Langue littéraire
La langue littéraire est, du point de vue sociolinguistique, l’une des variétés de la langue. La notion de langue littéraire a connu et connaît nombre d’interprétations linguistiques et extra-linguistiques, en fonction des idées dominantes dans telle ou telle époque historique, des idées de divers lettrés et divers linguistes. Les différences concernent aussi bien sa définition, que sa délimitation des autres variétés de la langue, ainsi que le rôle qu’on lui attribue dans la littérature, la culture, l’enseignement et la société.

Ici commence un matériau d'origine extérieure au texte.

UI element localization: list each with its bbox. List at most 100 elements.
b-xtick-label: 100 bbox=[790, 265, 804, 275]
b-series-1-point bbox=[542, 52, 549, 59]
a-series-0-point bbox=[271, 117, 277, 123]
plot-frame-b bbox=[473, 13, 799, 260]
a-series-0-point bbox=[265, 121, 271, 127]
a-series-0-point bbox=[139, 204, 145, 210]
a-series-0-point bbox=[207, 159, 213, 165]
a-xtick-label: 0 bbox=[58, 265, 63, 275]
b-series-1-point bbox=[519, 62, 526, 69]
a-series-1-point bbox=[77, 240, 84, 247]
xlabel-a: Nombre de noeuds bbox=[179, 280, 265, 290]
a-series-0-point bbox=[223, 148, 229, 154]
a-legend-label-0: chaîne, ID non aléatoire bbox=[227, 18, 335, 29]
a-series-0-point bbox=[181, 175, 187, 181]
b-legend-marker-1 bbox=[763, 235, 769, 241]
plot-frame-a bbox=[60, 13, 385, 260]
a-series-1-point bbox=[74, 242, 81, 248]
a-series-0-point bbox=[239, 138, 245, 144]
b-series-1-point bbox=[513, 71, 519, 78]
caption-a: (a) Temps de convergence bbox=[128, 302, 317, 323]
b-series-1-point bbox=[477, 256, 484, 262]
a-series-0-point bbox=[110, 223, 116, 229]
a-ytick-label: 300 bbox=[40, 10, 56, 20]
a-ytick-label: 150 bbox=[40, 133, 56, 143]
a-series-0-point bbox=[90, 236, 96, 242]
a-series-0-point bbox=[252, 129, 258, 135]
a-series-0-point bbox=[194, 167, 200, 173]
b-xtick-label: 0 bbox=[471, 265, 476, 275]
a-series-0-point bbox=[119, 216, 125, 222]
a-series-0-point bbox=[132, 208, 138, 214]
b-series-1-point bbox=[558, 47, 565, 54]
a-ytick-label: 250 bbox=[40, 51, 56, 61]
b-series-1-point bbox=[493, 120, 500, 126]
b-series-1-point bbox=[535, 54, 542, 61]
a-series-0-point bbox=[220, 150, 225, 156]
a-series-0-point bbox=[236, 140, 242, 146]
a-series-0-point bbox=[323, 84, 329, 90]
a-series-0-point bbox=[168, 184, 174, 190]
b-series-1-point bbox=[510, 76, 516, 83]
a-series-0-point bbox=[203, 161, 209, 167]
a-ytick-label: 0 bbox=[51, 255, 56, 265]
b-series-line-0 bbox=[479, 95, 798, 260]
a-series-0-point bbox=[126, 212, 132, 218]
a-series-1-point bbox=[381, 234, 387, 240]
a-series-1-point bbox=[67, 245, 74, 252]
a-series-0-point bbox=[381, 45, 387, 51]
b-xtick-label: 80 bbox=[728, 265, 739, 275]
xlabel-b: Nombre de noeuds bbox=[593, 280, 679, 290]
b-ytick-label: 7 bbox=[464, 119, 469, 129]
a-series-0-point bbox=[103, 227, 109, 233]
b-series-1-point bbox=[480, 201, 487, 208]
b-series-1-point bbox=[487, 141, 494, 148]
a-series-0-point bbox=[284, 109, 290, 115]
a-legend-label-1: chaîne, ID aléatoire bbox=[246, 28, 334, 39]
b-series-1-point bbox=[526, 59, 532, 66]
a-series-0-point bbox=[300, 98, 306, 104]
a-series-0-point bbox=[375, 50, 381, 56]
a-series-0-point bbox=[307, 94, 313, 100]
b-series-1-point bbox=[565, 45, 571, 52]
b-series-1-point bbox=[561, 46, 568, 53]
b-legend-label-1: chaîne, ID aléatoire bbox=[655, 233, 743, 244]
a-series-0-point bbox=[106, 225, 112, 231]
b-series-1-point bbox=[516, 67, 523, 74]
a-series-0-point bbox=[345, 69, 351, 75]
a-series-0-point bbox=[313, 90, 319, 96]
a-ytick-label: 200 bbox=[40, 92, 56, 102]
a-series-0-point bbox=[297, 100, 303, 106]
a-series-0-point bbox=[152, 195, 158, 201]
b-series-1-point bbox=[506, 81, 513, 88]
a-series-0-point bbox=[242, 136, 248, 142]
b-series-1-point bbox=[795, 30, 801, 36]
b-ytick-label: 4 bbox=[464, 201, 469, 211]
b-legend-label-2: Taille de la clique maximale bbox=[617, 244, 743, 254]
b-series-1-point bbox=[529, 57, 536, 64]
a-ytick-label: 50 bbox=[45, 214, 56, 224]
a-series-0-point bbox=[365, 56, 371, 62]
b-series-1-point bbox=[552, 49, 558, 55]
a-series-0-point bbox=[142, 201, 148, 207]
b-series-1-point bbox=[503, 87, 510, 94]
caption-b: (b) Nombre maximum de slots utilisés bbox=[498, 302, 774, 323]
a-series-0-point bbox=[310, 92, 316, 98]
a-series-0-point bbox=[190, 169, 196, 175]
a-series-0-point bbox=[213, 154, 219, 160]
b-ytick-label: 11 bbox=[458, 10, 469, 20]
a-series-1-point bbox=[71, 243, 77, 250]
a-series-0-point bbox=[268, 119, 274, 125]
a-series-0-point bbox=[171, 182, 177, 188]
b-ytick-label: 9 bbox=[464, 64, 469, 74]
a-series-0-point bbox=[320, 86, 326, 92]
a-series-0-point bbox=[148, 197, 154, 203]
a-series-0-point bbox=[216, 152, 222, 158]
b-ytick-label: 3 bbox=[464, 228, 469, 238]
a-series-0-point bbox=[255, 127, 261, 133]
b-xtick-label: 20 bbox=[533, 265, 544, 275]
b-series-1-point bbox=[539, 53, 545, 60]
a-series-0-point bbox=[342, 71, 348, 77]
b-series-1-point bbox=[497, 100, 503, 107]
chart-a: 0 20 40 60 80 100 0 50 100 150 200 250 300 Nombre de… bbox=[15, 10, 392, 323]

Le traitement de la notion de langue littéraire ne saurait être séparé de celui des notions de langue commune et de langue standard. Leur rapport a été considéré de diverses façons au cours du temps. Ce qu’on a standardisé en premier dans le domaine de la langue a été celle de la littérature, que l’on a imposée en tant que standard pour la langue en général, mais peu à peu, le standard a été fondé de plus en plus sur la langue commune, et au XXIe siècle, la langue littéraire est considérée tout au plus comme la langue de la littérature artistique, sa notion étant délimitée de celle de langue standard.
Formation de la langue littéraire
Dans le sens originaire du terme, la langue littéraire est celle de la littérature artistique, y compris celle des écrits religieux. Avant qu’on puisse parler de langue unitaire d’une nation, il s’est formé des variétés littéraires d’idiomes considérés comme des dialectes après la formation de la langue nationale dont ils font partie. Ainsi, dans le cas du français, après qu’il eut existé des littératures en plusieurs idiomes oïl, telles la picarde ou la wallonne, celle qui resta vivace fut la littérature de l’idiome qui allait devenir le français et qui allait intégrer des éléments des autres idiomes parlés en France[1].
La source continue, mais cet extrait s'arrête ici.